I was incredibly nervous going into my first day in the inpatient child/adolescent psychiatry unit. “Was this where the truly psychotic kids are? Am I going to be safe here?,” I wondered as I casually introduced myself to the staff on the floor. After a morning of sitting in on group therapy led by psychologists and occupational therapists, I calmed down. Against the backdrop of the soothing soft pastel colors, I began to forget that I was even in a hospital and not an outpatient clinic.
I was expecting to see he stereotypical patient mumbling to themselves or trying to injure themselves in the dark corner of the hospital floor. However, I found that the hospitalized psych patients were shockingly normal. Though some kids were rough around the edges, there was nothing immediately threatening about the majority of them. They were the standard middle and high schoolers that had many of the same concerns expected for their age. They had issues relating to their parents, stress due to schoolwork, and drama with their friends. They weren’t so “crazy”.

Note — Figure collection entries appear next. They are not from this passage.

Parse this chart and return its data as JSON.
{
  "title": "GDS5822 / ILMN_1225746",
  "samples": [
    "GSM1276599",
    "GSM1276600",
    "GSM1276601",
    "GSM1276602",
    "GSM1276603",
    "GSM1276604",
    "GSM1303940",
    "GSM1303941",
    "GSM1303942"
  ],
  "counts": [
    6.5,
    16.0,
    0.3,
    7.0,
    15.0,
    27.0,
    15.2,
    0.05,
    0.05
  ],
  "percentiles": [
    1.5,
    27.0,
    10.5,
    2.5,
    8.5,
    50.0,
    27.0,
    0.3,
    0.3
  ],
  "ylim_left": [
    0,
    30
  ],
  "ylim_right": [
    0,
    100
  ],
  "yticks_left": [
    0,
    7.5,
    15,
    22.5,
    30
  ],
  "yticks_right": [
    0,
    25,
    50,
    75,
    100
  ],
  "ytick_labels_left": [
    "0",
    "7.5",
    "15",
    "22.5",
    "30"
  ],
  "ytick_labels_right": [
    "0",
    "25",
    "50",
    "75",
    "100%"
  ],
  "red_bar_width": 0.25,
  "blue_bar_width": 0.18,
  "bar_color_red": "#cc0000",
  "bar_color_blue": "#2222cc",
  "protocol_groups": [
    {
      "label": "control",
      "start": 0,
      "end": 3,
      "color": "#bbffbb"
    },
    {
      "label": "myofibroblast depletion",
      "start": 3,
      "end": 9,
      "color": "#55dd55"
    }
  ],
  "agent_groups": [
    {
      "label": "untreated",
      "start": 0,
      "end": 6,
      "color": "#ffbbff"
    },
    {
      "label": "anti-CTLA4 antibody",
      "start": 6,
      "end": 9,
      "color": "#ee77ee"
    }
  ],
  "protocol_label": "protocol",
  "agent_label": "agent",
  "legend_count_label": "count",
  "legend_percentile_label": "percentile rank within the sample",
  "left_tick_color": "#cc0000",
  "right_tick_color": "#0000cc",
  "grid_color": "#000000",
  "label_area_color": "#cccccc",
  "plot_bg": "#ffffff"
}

A 15 year old shared her concerns about her depressed mood following a recent break-up. She had thoughts of committing suicide, but knew she wouldn’t actually act on it. She told her parents who brought her in. She described her stressors and they echoed similar experiences that I had faced in high school. Hearing her story made me think the patients in the psych unit must all be similar to their peers, but had simply gotten caught up in life stress. As she shared her mood symptoms, I began to check off the symptoms needed to diagnose depression. Proud of myself for identifying a textbook case of major depressive disorder, I excitedly presented the case to my preceptor and left with a sigh or relief.
Day 2 was drastically different.
5 minutes into group therapy, an agitated 12 year old patient started running around. “Some kids just can’t sit still. He’ll calm down,” I thought to myself as I tried to redirect him. I focused on getting other children in the group to share what brought them to the unit while the 12 year old started pacing back and forth and fixating on me. He suddenly stared blankly at my bright blue necklace. Before I could react, he ran over and grabbed me by my necklace. He began to pull me down by the neck while jerking violently at my necklace. I struggled to gasp for air as a behavioral health tech tackled him down and a nurse called for security.
He swung me off my stool and my head hit the floor. Pain and shock followed.
While I was being evaluated in the ER, I became upset at myself for letting my guard down. The 12 year old was quiet and depressed just yesterday. I had no idea that he would be manic today. I became distressed that I hadn’t take more caution to see the attack coming and avoid it. The patient who had attacked me was diagnosed with ADHD, bipolar disorder, and oppositional defiant disorder. Impulsive behavior, psychotic episodes, and acting out towards authority figures are not uncommon in those conditions. I felt that I should have better predicted his actions due to his diagnoses.
It took a couple of weeks and involvement in a psychotic break, but the stigma I held towards mental illness slowly began to fade. I stopped viewing it as just a deviation from normal behavior. In the days following the attack, I learned more about the subtleties of the patients’ conditions. I saw that not all depression presented the same and that psychosis was often completely unexpected. I came to understand that a patient’s diagnosis didn’t make their behavior predictable and that I couldn’t hold myself responsible for the 12 year old’s actions. Just as in other areas of medicine, a patient can easily be misdiagnosed and therefore receive improper treatment.
I learned many valuable lessons on the inpatient psychiatry unit. The biggest one was that will continue to resonate with me lifelong is that mental illness affects everyone differently. A person’s depression can affect them drastically differently than their family members who previously received the same diagnosis. People’s mental illnesses are just as unique as them. As a medical student I often want to apply textbook knowledge to take inventory of a patient’s symptoms and assign a diagnosis. I have to take a step back and realize that there is so much more behind mental illness than a DSM code. I’ve come to learn that even when stressors, strengths, and weaknesses are shared, it can have a different effect on each person.
The similarity between all of the patients I saw was that they could all be helped in some way. While psychiatric evaluation and medications were the keys to their improvement, empathetic listening often played a large role in many of their treatments. I have great admiration for those who dedicate their lives to helping the mentally ill. I hope to approach all of my future patients with the same nonjudgemental and patient attitudes I witnessed in many of the staff I worked with.